American CIA and Navy operative (1966–2020)

Michael Raymond "Goody" Goodboe (July 6, 1966 – November 21/22, 2020) was a senior Central Intelligence Agency paramilitary officer with the Special Activities Center and former member of United States Navy SEAL Team Six who was killed in a terrorist attack presumed to have been conducted by Al-Shabaab (militant group) in Mogadishu, Somalia, on November 21/22, 2020.

== Military career ==
Goodboe was from Homestead, Florida. He joined the Navy in 1989. In 1992 Goodboe reported to Basic Underwater Demolition/SEAL training (BUD/S) training at Naval Amphibious Base Coronado. After six months of training he graduated BUD/S class 179 and reported to SEAL Team Eight at NAB Little Creek, VA. Following SEAL tactical training and completion of six month probationary period, he received the NEC 5326 as a Combatant Swimmer (SEAL), entitled to wear the Special Warfare insignia. In June 1996, Goodboe volunteered for assignment to Naval Special Warfare Development Group (commonly known as SEAL TEAM SIX or NSWDG) at Dam Neck, Virginia and completed a specialized selection and training course. Goodboe served as an Assault Team Member and Troop Chief and participated in operations in support of Operations Enduring Freedom and Iraqi Freedom. In January 2005, he was commissioned as a Chief Warrant Officer and, upon completion of CWO school, reported to SEAL Team Two. There, he participated in deployments to Operations Enduring Freedom and Iraqi Freedom. He returned to NSWDG in July 2006 and retired in January 2009.

=== Death in Somalia ===
At the time of his death, he was serving with the CIA's Special Activities Center, supporting U.S. efforts to assist Somali forces in their fight against al-Shabaab, an al-Qaeda-affiliated terrorist group with around 9,000 fighters. Goodboe's death occurred during a period when approximately 700 U.S. troops were stationed in Somalia, working alongside African Union forces to stabilize the region. He was reportedly flown to Landstuhl Regional Medical Center after the attack.

=== Legacy ===
Goodboe's name was added to the CIA Memorial Wall at the agency's headquarters in Langley, Virginia. His family started the "Raised for Honor" foundation after his death.

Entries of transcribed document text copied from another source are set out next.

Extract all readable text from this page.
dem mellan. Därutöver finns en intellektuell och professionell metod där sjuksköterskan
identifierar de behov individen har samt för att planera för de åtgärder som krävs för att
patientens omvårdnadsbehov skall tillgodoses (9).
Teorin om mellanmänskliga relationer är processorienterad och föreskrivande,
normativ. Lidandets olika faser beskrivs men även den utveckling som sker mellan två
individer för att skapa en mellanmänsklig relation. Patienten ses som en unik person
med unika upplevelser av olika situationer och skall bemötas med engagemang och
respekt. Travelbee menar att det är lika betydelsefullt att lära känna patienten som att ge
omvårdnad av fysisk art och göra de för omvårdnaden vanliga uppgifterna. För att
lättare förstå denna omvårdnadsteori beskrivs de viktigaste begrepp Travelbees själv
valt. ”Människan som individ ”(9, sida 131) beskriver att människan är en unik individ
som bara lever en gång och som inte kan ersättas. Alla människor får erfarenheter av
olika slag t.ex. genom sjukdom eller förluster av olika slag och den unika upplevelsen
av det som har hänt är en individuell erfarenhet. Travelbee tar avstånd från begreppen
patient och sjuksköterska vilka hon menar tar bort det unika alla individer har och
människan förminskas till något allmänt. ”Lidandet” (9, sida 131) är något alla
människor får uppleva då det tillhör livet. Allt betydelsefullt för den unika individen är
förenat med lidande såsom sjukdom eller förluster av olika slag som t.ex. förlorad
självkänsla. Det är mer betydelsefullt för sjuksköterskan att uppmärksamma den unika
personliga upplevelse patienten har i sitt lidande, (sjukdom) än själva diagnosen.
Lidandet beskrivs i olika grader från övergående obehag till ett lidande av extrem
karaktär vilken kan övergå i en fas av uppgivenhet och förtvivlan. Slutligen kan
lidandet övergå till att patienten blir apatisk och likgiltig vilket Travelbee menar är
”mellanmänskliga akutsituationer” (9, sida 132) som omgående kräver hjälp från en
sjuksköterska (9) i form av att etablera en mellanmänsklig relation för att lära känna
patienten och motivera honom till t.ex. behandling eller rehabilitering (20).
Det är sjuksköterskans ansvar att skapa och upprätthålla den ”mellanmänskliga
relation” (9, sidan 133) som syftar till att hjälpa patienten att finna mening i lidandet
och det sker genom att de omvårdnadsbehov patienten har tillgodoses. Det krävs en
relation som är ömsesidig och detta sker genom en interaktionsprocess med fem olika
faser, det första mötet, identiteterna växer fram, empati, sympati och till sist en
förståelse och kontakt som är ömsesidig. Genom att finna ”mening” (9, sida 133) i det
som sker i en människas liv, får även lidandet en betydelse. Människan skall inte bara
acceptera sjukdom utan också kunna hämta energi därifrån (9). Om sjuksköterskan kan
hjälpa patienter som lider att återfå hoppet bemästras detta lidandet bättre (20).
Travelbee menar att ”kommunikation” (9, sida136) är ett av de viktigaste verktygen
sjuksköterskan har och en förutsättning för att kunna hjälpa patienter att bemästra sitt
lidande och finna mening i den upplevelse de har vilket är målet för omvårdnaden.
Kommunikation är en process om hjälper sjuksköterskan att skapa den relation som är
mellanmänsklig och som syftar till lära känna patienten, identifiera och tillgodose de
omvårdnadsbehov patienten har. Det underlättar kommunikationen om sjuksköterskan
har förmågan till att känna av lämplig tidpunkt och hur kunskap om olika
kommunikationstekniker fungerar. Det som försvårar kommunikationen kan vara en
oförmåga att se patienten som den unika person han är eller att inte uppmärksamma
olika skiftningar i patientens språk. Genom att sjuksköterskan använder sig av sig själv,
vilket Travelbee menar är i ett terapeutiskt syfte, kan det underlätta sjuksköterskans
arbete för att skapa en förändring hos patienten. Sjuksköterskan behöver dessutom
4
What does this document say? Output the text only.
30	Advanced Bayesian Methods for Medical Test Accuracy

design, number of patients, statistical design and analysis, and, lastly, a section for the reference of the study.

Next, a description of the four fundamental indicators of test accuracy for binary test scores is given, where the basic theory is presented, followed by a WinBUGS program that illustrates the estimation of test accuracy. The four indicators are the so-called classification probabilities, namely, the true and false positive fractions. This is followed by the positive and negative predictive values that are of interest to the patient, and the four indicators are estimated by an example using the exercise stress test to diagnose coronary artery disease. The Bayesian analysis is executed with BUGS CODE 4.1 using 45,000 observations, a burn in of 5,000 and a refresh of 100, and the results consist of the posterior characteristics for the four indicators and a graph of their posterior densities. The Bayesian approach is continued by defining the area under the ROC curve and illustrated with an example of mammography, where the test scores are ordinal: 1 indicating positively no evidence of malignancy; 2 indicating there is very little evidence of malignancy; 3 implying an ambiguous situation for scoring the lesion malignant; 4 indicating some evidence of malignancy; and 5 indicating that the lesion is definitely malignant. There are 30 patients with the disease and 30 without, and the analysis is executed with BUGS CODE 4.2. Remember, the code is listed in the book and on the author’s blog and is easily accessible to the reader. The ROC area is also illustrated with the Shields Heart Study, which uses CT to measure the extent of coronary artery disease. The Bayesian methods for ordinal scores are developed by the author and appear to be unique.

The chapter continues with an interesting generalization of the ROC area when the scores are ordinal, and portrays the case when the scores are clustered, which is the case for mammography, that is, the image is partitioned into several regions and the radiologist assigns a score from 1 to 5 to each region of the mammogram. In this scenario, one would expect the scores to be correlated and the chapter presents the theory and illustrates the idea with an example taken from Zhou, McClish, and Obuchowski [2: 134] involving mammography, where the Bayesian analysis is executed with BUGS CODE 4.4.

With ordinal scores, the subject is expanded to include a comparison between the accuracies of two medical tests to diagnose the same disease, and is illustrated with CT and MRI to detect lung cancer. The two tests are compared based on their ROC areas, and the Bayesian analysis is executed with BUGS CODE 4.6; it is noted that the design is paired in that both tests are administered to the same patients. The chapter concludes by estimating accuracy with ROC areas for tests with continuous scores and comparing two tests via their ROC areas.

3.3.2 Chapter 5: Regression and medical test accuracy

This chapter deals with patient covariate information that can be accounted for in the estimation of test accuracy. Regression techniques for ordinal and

== Awards and decorations ==
During his military career he earned Silver Star Medal for extraordinary heroism, four Bronze Star Medals (two with Valor Device), three Defense Meritorious Service Medals, the Joint Service Commendation Medal, the Navy and Marine Corps Commendation Medal, the Joint Service Achievement Medal with Valor Device, three Joint Service Achievement Medals, the Navy and Marine Corps Achievement Medal, Combat Action Ribbon, Navy Presidential Unit Citation Medal, Afghanistan Campaign Medal, Iraq Campaign Medal, Global War on Terrorism Service Medal, five Sea Service Deployment Ribbons, Expert Rifleman, and Expert Pistol Shot.